On l’aura compris, c’est un disque personnel pour Jewly, mais ses thèmes sont universels et nous concernent tous... Qui n’a pas croisé un jour un pervers narcissique ?
Passé le premier morceau, My Dear, qui présente l’état de fait ayant permis à Jewly de dérouler sa pelote narrative, l’album retrace de façon chronologique plusieurs phases de la vie, de 4 à 37 ans où la toxicité se manifeste sous différentes formes.
Jewly n’est pas née dans la culture rock, mais a suivi une formation d’altiste et violoniste. Après avoir d’abord chanté en cachette, vers 23 ans elle fait des concerts de jazz en mode piano-voix. Puis une envie furieuse de rock s’impose à elle, résultat de l’électrochoc provoqué par l’écoute de “Summertime” repris par Janis Joplin. Jewly le comprend à cet instant : être chanteuse, c’est ça, c’est viscéral, c’est à fleur de peau, c’est avant tout une affaire d’émotions fortes.
Jewly est née et célèbre cette arrivée au monde en sortant un EP de six titres, No Shoes, en 2011. Au fil des concerts, on lui propose une tournée aux Etats-Unis. Les retours là-bas la poussent à enregistrer son premier album. Bang Bang Bang sort en 2014, suivi d’une cent cinquantaine de dates.
L’album suivant, Drugstore (2017), est enregistré en Angleterre, dans le studio des Stranglers, avec leur ingénieur du son. A l’issue de la tournée de plus de 200 dates, dont des premières parties pour Macy Gray, Scorpions, Lucky Peterson, Yarol Poupaud et No One Is Innocent, entre autres, la Laiterie, LA salle rock de Strasbourg, l’invite à jouer en première partie des Stranglers. Une boucle symbolique se boucle, avant l’étape suivante...
Pour son troisième album, Toxic (qu’elle écrit et compose seule), Jewly réalise, comme toujours, un casting d’arrangeurs et envoie trois chansons à plusieurs candidats en leur demandant d’arranger celle de leur choix. Lorsqu’elle échange avec un certain Moon Pilot (c’est un pseudo...), elle réalise qu’il finit ses phrases, mais qu’il est également capable de la faire sortir de sa zone de confort. Ça tombe bien, c’est ce qu’elle recherche. Musicalement et humainement, la symbiose opère. Elle lui confie la double casquette d’arrangeur et réalisateur et le rejoint à Angers pour travailler avec lui sur les arrangements. En studio, Jewly découvre une nouvelle équipe et invite une vieille connaissance, le bassiste Phil Spalding (Mick Jagger, Robbie William, Mike Oldfield, etc.) qui a co-réalisé son album précédent et joué sur le premier. Invité sur trois titres, il laisse finalement sa marque sur sept. Ce n’est pas le seul invité sur Toxic : Jewly a envie d’ajouter une touche de blues à son cocktail de rock et d’électro.

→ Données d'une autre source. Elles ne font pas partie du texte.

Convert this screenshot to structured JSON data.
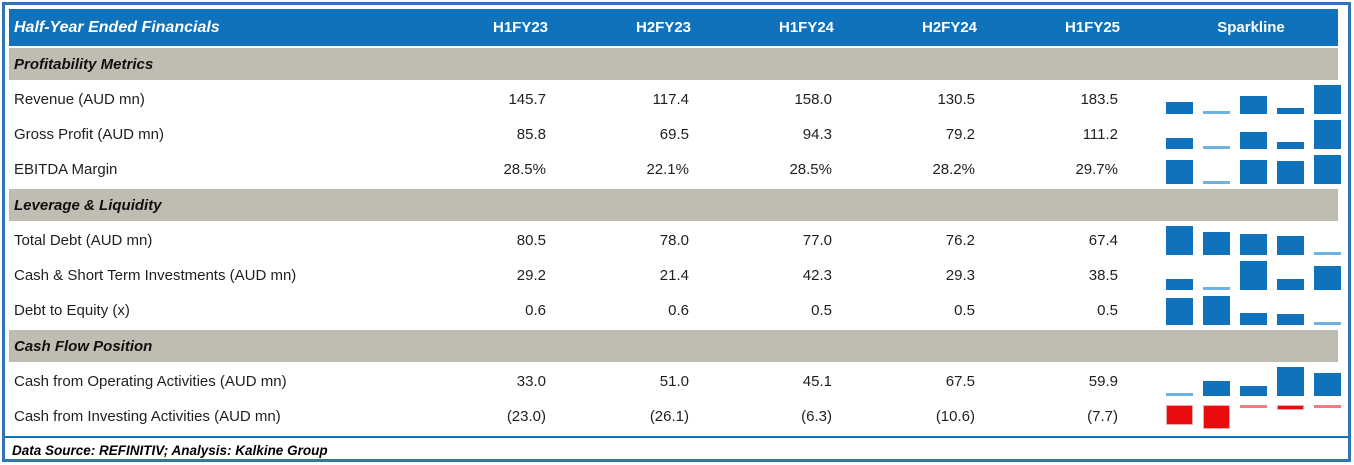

Le guitariste Justin Adams (Robert Plant) est présent sur I Just Need To, Axel Bauer joue un solo sur The Stupid Game Of et Pascal Danaë, chanteur-guitariste de Delgres, groupe de blues caribéen, vient avec son dobro sur “Toxicity”.
Et pour accompagner un album narratif, Jewly se lance un ultime défi : réaliser un clip par chanson et tourner le tout en 24 heures. Ce sera le road-trip de la protagoniste lui permettant de s’immerger dans ses émotions. Un challenge qui aurait pu mal finir. Le tournage a débuté en soirée, avec Jewly au volant d’une vieille Alfa. Au petit matin, elle et l’équipe sont dans un coin perdu, quand une Mercedes à vitres teintées se gare derrière eux et coupe ses phares. Les réalisateurs décident de filer sans demander leur reste, s’engouffrent dans une voie sans issue, Jewly démarre, suivie par la Mercedes qui finit par la lâcher. Ils comprennent alors qu’il s’agit sans doute d’un mac voulant les chasser de son territoire... Voilà pour la note finale de toxicité.
Jewly reconnaît qu’elle se fixe inconsciemment des contraintes pour dépasser ses limites, évoluer d’un album à l’autre, sans se départir de son authenticité. Après l’accueil favorable reçu par Drugstore, elle savait qu’elle devrait frapper fort pour faire encore mieux. Et c’est justement ce qu’elle a accompli avec Toxic.